Another possibility is that finance is a natural monopoly. This is weird, since finance has few network effects like Facebook or Google, and doesn't require exclusive local land access like a public utility. But in economics, any industry where economies of scale are large will gain monopoly power, and hence high profits. And banks may benefit a lot from economies of scale.
Why? My intuition says that it's part of the definition of what a bank is. A bank - or any financial institution that acts like a bank, which is most of them - makes its profits by borrowing short and lending long, and this makes it fundamentally vulnerable to a bank run (See the Diamond-Dybvig model for a formal economic model of this).

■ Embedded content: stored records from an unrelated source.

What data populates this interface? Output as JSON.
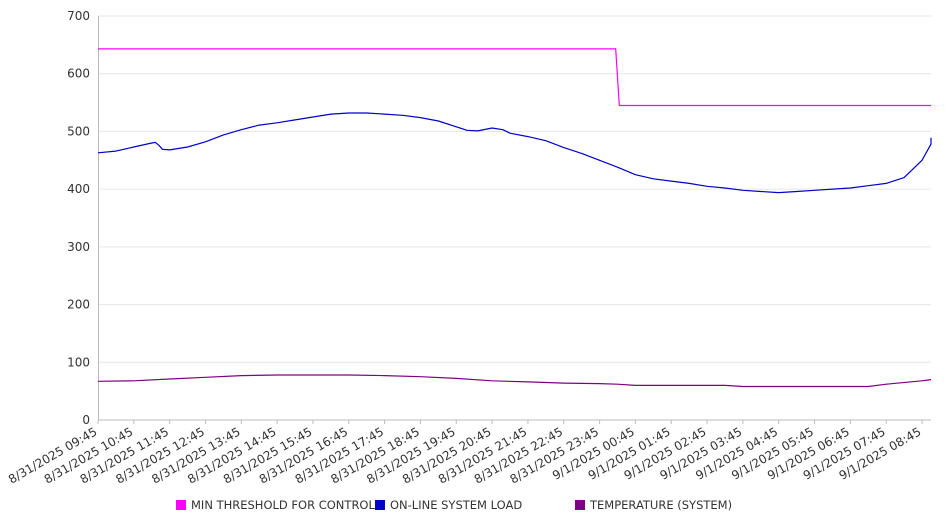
{
  "chart_data": {
    "type": "line",
    "ylim": [
      0,
      700
    ],
    "yticks": [
      0,
      100,
      200,
      300,
      400,
      500,
      600,
      700
    ],
    "xlim": [
      0,
      23.25
    ],
    "xlabels": [
      "8/31/2025 09:45",
      "8/31/2025 10:45",
      "8/31/2025 11:45",
      "8/31/2025 12:45",
      "8/31/2025 13:45",
      "8/31/2025 14:45",
      "8/31/2025 15:45",
      "8/31/2025 16:45",
      "8/31/2025 17:45",
      "8/31/2025 18:45",
      "8/31/2025 19:45",
      "8/31/2025 20:45",
      "8/31/2025 21:45",
      "8/31/2025 22:45",
      "8/31/2025 23:45",
      "9/1/2025 00:45",
      "9/1/2025 01:45",
      "9/1/2025 02:45",
      "9/1/2025 03:45",
      "9/1/2025 04:45",
      "9/1/2025 05:45",
      "9/1/2025 06:45",
      "9/1/2025 07:45",
      "9/1/2025 08:45"
    ],
    "grid": true,
    "legend_position": "bottom",
    "series": [
      {
        "name": "MIN THRESHOLD FOR CONTROL",
        "color": "#ff00ff",
        "points": [
          [
            0,
            643
          ],
          [
            14.45,
            643
          ],
          [
            14.55,
            545
          ],
          [
            23.25,
            545
          ]
        ]
      },
      {
        "name": "ON-LINE SYSTEM LOAD",
        "color": "#0000cc",
        "points": [
          [
            0,
            463
          ],
          [
            0.5,
            466
          ],
          [
            1,
            473
          ],
          [
            1.5,
            480
          ],
          [
            1.6,
            481
          ],
          [
            1.7,
            476
          ],
          [
            1.8,
            469
          ],
          [
            2,
            468
          ],
          [
            2.5,
            473
          ],
          [
            3,
            482
          ],
          [
            3.5,
            494
          ],
          [
            4,
            503
          ],
          [
            4.5,
            511
          ],
          [
            5,
            515
          ],
          [
            5.5,
            520
          ],
          [
            6,
            525
          ],
          [
            6.5,
            530
          ],
          [
            7,
            532
          ],
          [
            7.5,
            532
          ],
          [
            8,
            530
          ],
          [
            8.5,
            528
          ],
          [
            9,
            524
          ],
          [
            9.5,
            518
          ],
          [
            10,
            508
          ],
          [
            10.3,
            502
          ],
          [
            10.6,
            501
          ],
          [
            11,
            506
          ],
          [
            11.3,
            503
          ],
          [
            11.5,
            497
          ],
          [
            12,
            491
          ],
          [
            12.5,
            484
          ],
          [
            13,
            472
          ],
          [
            13.5,
            462
          ],
          [
            14,
            450
          ],
          [
            14.5,
            438
          ],
          [
            15,
            425
          ],
          [
            15.5,
            418
          ],
          [
            16,
            414
          ],
          [
            16.5,
            410
          ],
          [
            17,
            405
          ],
          [
            17.5,
            402
          ],
          [
            18,
            398
          ],
          [
            18.5,
            396
          ],
          [
            19,
            394
          ],
          [
            19.5,
            396
          ],
          [
            20,
            398
          ],
          [
            20.5,
            400
          ],
          [
            21,
            402
          ],
          [
            21.5,
            406
          ],
          [
            22,
            410
          ],
          [
            22.5,
            420
          ],
          [
            23,
            450
          ],
          [
            23.25,
            478
          ],
          [
            23.25,
            489
          ]
        ]
      },
      {
        "name": "TEMPERATURE (SYSTEM)",
        "color": "#800080",
        "points": [
          [
            0,
            67
          ],
          [
            1,
            68
          ],
          [
            2,
            71
          ],
          [
            3,
            74
          ],
          [
            4,
            77
          ],
          [
            5,
            78
          ],
          [
            6,
            78
          ],
          [
            7,
            78
          ],
          [
            8,
            77
          ],
          [
            9,
            75
          ],
          [
            10,
            72
          ],
          [
            11,
            68
          ],
          [
            12,
            66
          ],
          [
            13,
            64
          ],
          [
            14,
            63
          ],
          [
            14.5,
            62
          ],
          [
            15,
            60
          ],
          [
            16,
            60
          ],
          [
            17,
            60
          ],
          [
            17.5,
            60
          ],
          [
            18,
            58
          ],
          [
            19,
            58
          ],
          [
            20,
            58
          ],
          [
            21,
            58
          ],
          [
            21.5,
            58
          ],
          [
            22,
            62
          ],
          [
            23,
            68
          ],
          [
            23.25,
            70
          ]
        ]
      }
    ]
  }
}
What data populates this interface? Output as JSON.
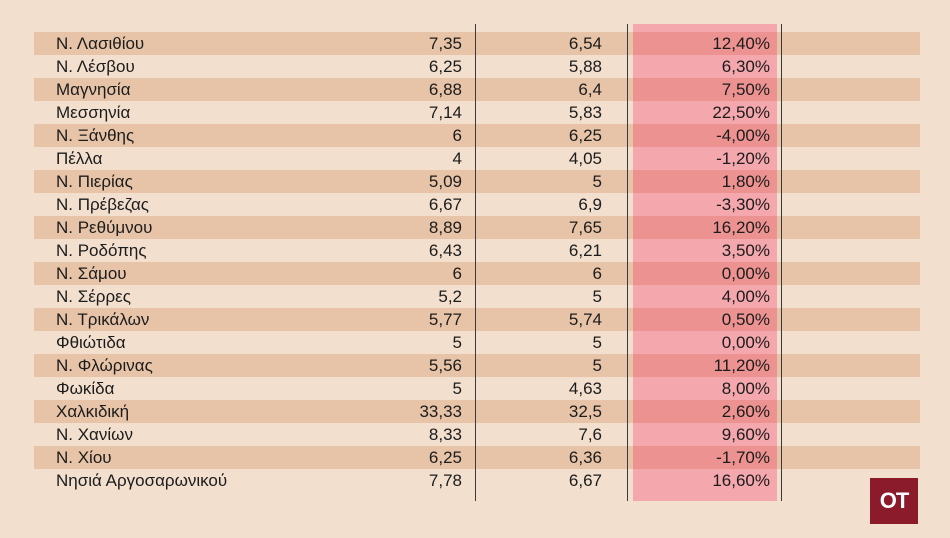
{
  "table": {
    "rows": [
      {
        "name": "Ν. Λασιθίου",
        "a": "7,35",
        "b": "6,54",
        "c": "12,40%"
      },
      {
        "name": "Ν. Λέσβου",
        "a": "6,25",
        "b": "5,88",
        "c": "6,30%"
      },
      {
        "name": "Μαγνησία",
        "a": "6,88",
        "b": "6,4",
        "c": "7,50%"
      },
      {
        "name": "Μεσσηνία",
        "a": "7,14",
        "b": "5,83",
        "c": "22,50%"
      },
      {
        "name": "Ν. Ξάνθης",
        "a": "6",
        "b": "6,25",
        "c": "-4,00%"
      },
      {
        "name": "Πέλλα",
        "a": "4",
        "b": "4,05",
        "c": "-1,20%"
      },
      {
        "name": "Ν. Πιερίας",
        "a": "5,09",
        "b": "5",
        "c": "1,80%"
      },
      {
        "name": "Ν. Πρέβεζας",
        "a": "6,67",
        "b": "6,9",
        "c": "-3,30%"
      },
      {
        "name": "Ν. Ρεθύμνου",
        "a": "8,89",
        "b": "7,65",
        "c": "16,20%"
      },
      {
        "name": "Ν. Ροδόπης",
        "a": "6,43",
        "b": "6,21",
        "c": "3,50%"
      },
      {
        "name": "Ν. Σάμου",
        "a": "6",
        "b": "6",
        "c": "0,00%"
      },
      {
        "name": "Ν. Σέρρες",
        "a": "5,2",
        "b": "5",
        "c": "4,00%"
      },
      {
        "name": "Ν. Τρικάλων",
        "a": "5,77",
        "b": "5,74",
        "c": "0,50%"
      },
      {
        "name": "Φθιώτιδα",
        "a": "5",
        "b": "5",
        "c": "0,00%"
      },
      {
        "name": "Ν. Φλώρινας",
        "a": "5,56",
        "b": "5",
        "c": "11,20%"
      },
      {
        "name": "Φωκίδα",
        "a": "5",
        "b": "4,63",
        "c": "8,00%"
      },
      {
        "name": "Χαλκιδική",
        "a": "33,33",
        "b": "32,5",
        "c": "2,60%"
      },
      {
        "name": "Ν. Χανίων",
        "a": "8,33",
        "b": "7,6",
        "c": "9,60%"
      },
      {
        "name": "Ν. Χίου",
        "a": "6,25",
        "b": "6,36",
        "c": "-1,70%"
      },
      {
        "name": "Νησιά Αργοσαρωνικού",
        "a": "7,78",
        "b": "6,67",
        "c": "16,60%"
      }
    ]
  },
  "logo": {
    "text": "OT",
    "color": "#8b1a2b"
  },
  "colors": {
    "background": "#f2dfcd",
    "stripe": "#e7c4a8",
    "highlight": "#f4a7ad",
    "highlight_stripe": "#ec9290"
  }
}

Now here's the question: All else equal, are bigger banks less vulnerable to runs? A run happens when a critical mass of a bank's creditors demand their money back at the same time. This requires some sort of coordination (which may be provided by a global game, an information cascade, a coordinating signal, some sort of sunspot equilibrium, etc.). The bigger a bank is, the more creditors (depositors, overnight lenders, etc.) it is likely to have. The more creditors a bank has, the harder it may be for a critical percentage of them to coordinate and cause a bank run.
So this might provide financial firms - which almost all act like banks - with significant economies of scale, and hence monopoly profits. But that's just my own conjecture; it may be completely wrong, and even if it's basically right, there may be other important reasons for finance's outsized profit share.
But the point is, finance has always been more profitable than other sectors, even under heavy pre-1980 regulation. This is a puzzle that needs solving.